According to BCB’s director of education, Angus Winchester, the interest has stemmed from the fact that rum has migrated from “a favourite of bartenders” to an increasing area of interest for consumers, as well as galvanised support from the industry “working to come up with unified rules”.

“Sales and volumes of rum have always been there,” added global rum ambassador and personality Ian Burrell. “Some of the biggest brands in the world are rum, but it’s often not communicated or it’s drunk locally. The exciting thing is that people are asking questions. Knowledge and understanding is growing, and that’s helping growth.”

Rum is one of the largest spirits categories on display, behind gin (170 products) and liqueurs (120) at BCB 2019. Over 90 products are being shown across the rum category.

Vodka, tequila and mezcal, bitters, aperitifs and whisky, among others are also some of this year’s heavy hitters, along with tonics and soft drinks.

“Low and no is receiving a great deal of attention,” said BCB director, Petra Lassahn. “It’s a fascinating growth area.”

But it is rum that is soaking up most of the attention, with Mauritius holding the title of ‘country of honour’ at this year’s show for its long history of rum production. 

Burrell said: “It’s one of these islands that historically has changed hands a lot, from the Dutch to the English and the French.

“There are many different styles of rums on the island, but one of the fastest growing categories is spiced and flavoured, and Mauritius is known for these styles…from its fruit infusions to increasingly, more and more quality premium rums, which employ European techniques from Cognac and brandy. This an emerging rum nation – in the next five to 10 years, it think they will be as well known as rums from the Caribbean.”

Rum will continue to play a key role in the evolution of other spirits trends, such as localism, the panel said at this morning’s opening BCB briefing.

Looking ahead to the focus of next’s year’s show at the new Berlin ExpoCenter City venue, Winchester said: “It could be any number of things. But I think we’re going to see an increase in technology coming into our industry in different ways, whether that’s new formats and speed of service – canned, pre-bottled and draught cocktails – or utilising social media.

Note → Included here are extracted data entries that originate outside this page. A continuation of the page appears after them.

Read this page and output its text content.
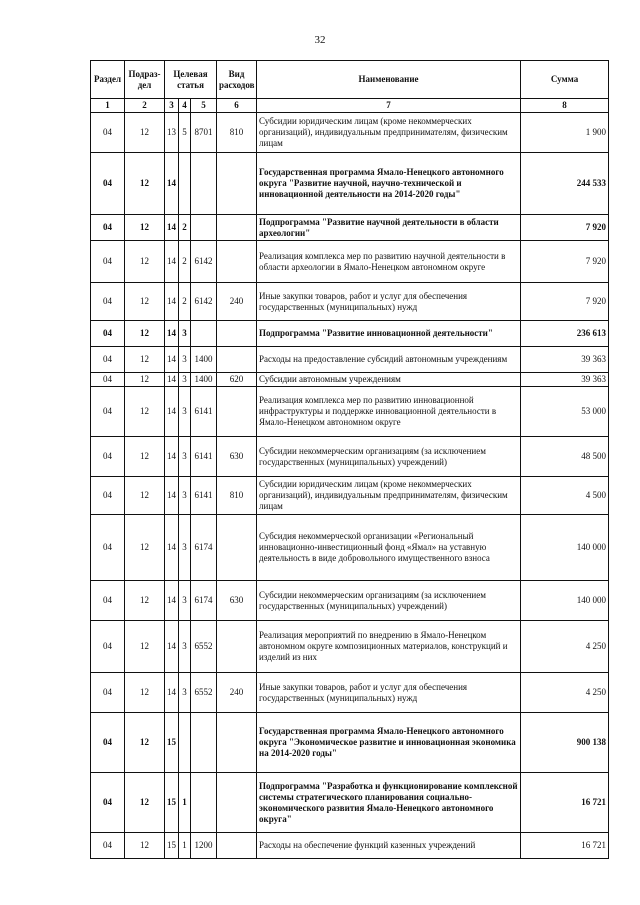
32
Раздел	Подраз-дел	Целевая статья			Вид расходов	Наименование	Сумма
1	2	3	4	5	6	7	8
04	12	13	5	8701	810	Субсидии юридическим лицам (кроме некоммерческих организаций), индивидуальным предпринимателям, физическим лицам	1 900
04	12	14				Государственная программа Ямало-Ненецкого автономного округа "Развитие научной, научно-технической и инновационной деятельности на 2014-2020 годы"	244 533
04	12	14	2			Подпрограмма "Развитие научной деятельности в области археологии"	7 920
04	12	14	2	6142		Реализация комплекса мер по развитию научной деятельности в области археологии в Ямало-Ненецком автономном округе	7 920
04	12	14	2	6142	240	Иные закупки товаров, работ и услуг для обеспечения государственных (муниципальных) нужд	7 920
04	12	14	3			Подпрограмма "Развитие инновационной деятельности"	236 613
04	12	14	3	1400		Расходы на предоставление субсидий автономным учреждениям	39 363
04	12	14	3	1400	620	Субсидии автономным учреждениям	39 363
04	12	14	3	6141		Реализация комплекса мер по развитию инновационной инфраструктуры и поддержке инновационной деятельности в Ямало-Ненецком автономном округе	53 000
04	12	14	3	6141	630	Субсидии некоммерческим организациям (за исключением государственных (муниципальных) учреждений)	48 500
04	12	14	3	6141	810	Субсидии юридическим лицам (кроме некоммерческих организаций), индивидуальным предпринимателям, физическим лицам	4 500
04	12	14	3	6174		Субсидия некоммерческой организации «Региональный инновационно-инвестиционный фонд «Ямал» на уставную деятельность в виде добровольного имущественного взноса	140 000
04	12	14	3	6174	630	Субсидии некоммерческим организациям (за исключением государственных (муниципальных) учреждений)	140 000
04	12	14	3	6552		Реализация мероприятий по внедрению в Ямало-Ненецком автономном округе композиционных материалов, конструкций и изделий из них	4 250
04	12	14	3	6552	240	Иные закупки товаров, работ и услуг для обеспечения государственных (муниципальных) нужд	4 250
04	12	15				Государственная программа Ямало-Ненецкого автономного округа "Экономическое развитие и инновационная экономика на 2014-2020 годы"	900 138
04	12	15	1			Подпрограмма "Разработка и функционирование комплексной системы стратегического планирования социально-экономического развития Ямало-Ненецкого автономного округа"	16 721
04	12	15	1	1200		Расходы на обеспечение функций казенных учреждений	16 721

“There’s also the recognition of the power we have as an industry within the social sphere. Technology, responsibility, diversity, sustainability – we have a great platform to focus on the things we’re doing well, and also look at what we can improve on.”

Winchester also spoke about championing creative and inclusive ways of tackling challenges within the industry.

One such initiative is a notable new scheme to create jobs for former convicts within hospitality – helping to curb staff shortages while also boosting social rehabilitation and reform.

Rum will also play a major role in the growing social conscience around the health of the planet and the upswing in localism, panellists believe. 

Increasingly, consumers will “look for spirits like Clairin from Haiti – spirits that reflect smaller geographical areas…more interesting, obscure spirits that really reflect where they come from,” Winchetser said.

Burrell added: “As people have more knowledge and the world gets smaller, I think we will see more regional styles of rums taking bigger ownership of the rum category. We can see this happening in Jamaica. Jamaicans now have their own geographical rules for their rums, which is something that’s already well established in places like Cognac, Scotch and Irish whiskey.”